Koreans pair “Yakgwa” a sweet meat made with honey, as an accompaniment with green tea especially during celebrations; related confections are Yugwa and Hungwa. Tiny tea cookies are often combined with tea, such as Dasik, Lotus Flower and Margaret cookies. Haitai is a sort of a pastry or a French pie specialty.
Tea ceremonies in Korea
Korea is well known for their tea ceremonies. There are at least 15 main rites.
The Day Tea rite was a ceremony that took place in the daytime during the Joseon dynasty between 1392 and 1897. The Special Tea Rite was performed when foreign diplomats, dignitaries, and tradesmen were welcomed, as well as during royal weddings. There was a special tea ceremony known as the Queen Tea Ceremony, which was performed at the onset of royal dramas, allowed for only females, and the crown prince.
These first ceremonies were conducted by and for the royal family, however towards the end of the Joseon dynasty fellow countrymen also joined the trend.
Buddhists in Korea attributed a spiritual characteristic to their tea and considered it as a type of meditation, similar to how it was treated in Japan and China. It was not only limited to the Buddhists but also Confucian followers believed this idea and it was them that wrote “a cup of tea is the beginning of Zen”. In the 7th century tea rites it was considered that tea led to one's enlightenment.
Tea ceremonies were also thought of as a disciplinary course of actions to purify the mind. In addition to the Zen followers Taoists also considered tea to be strongly related to their religious beliefs. A scholar named To Kyu-bo declared that Taoism and the tea ceremony is actually one.
Teaware of Korea
Sharing a like-minded spirit with the regional neighbours China and Japan, Korea also has quite a long history of how tea items are respected and admired. History holds that in year 661 the first record was made of tea being offered to an ancestral god.

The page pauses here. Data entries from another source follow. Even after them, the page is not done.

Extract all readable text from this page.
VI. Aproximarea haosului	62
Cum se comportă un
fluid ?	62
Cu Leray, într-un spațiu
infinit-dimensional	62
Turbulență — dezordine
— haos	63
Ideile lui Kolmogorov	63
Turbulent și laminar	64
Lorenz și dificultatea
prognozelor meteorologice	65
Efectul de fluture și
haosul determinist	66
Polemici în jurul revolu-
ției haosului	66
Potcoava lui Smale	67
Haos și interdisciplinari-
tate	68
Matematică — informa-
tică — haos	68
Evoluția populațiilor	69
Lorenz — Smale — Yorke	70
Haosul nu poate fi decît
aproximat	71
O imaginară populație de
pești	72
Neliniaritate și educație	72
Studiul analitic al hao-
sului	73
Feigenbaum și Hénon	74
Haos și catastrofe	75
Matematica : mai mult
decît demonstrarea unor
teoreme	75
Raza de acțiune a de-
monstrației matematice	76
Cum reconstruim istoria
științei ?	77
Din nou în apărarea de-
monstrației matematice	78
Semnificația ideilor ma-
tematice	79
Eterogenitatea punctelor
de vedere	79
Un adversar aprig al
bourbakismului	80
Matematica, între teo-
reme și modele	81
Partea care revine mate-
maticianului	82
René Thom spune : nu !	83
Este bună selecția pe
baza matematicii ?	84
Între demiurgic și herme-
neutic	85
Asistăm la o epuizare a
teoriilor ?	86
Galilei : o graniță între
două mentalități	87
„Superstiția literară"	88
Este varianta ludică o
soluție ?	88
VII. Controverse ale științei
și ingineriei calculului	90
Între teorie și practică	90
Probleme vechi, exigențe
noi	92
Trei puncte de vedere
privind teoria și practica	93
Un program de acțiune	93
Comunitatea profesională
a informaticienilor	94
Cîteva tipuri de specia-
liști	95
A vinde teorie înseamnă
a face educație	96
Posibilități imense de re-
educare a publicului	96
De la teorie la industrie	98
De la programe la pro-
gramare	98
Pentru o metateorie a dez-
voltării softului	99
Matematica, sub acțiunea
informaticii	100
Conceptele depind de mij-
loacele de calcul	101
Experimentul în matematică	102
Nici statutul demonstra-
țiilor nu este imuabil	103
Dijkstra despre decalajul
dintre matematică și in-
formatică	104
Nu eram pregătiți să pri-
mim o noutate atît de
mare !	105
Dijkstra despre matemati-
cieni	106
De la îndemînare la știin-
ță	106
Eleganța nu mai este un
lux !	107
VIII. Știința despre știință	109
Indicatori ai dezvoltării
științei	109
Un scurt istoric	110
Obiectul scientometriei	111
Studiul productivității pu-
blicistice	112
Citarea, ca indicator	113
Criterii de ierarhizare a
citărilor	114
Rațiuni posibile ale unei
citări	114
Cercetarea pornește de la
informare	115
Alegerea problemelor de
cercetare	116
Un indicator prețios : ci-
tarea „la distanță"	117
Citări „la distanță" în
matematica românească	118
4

Korean teaware are mostly handmade. Their practicality and texture are much adored. They are also known as Zen tea and Zen teaware.
During the history at one point, Korean teaware gained so much popularity that people who were forced to work in Japan produced beautiful items for Japanese tea ceremonies. Today tea bowls, tea cups, and various other tea-making items are valued at very high prices representing many reigns of Korean royal lineage.
Korean teaware are mostly made of porcelain. Once tea is brewed and steeped, it is poured into cups which then are placed on saucers. A cup and a saucer will be placed before each guest, ideally sitting on the floor. Guests are supposed to hold the cups using both their hands and enjoy the color and then the aroma of the tea.
Due to the wider freedom attributed to Korean tea ceremonies, the teahouse structure, entrance to the tea garden, production and usage of teaware, chosen snacks, and other aspects of a ceremony have a broader variance.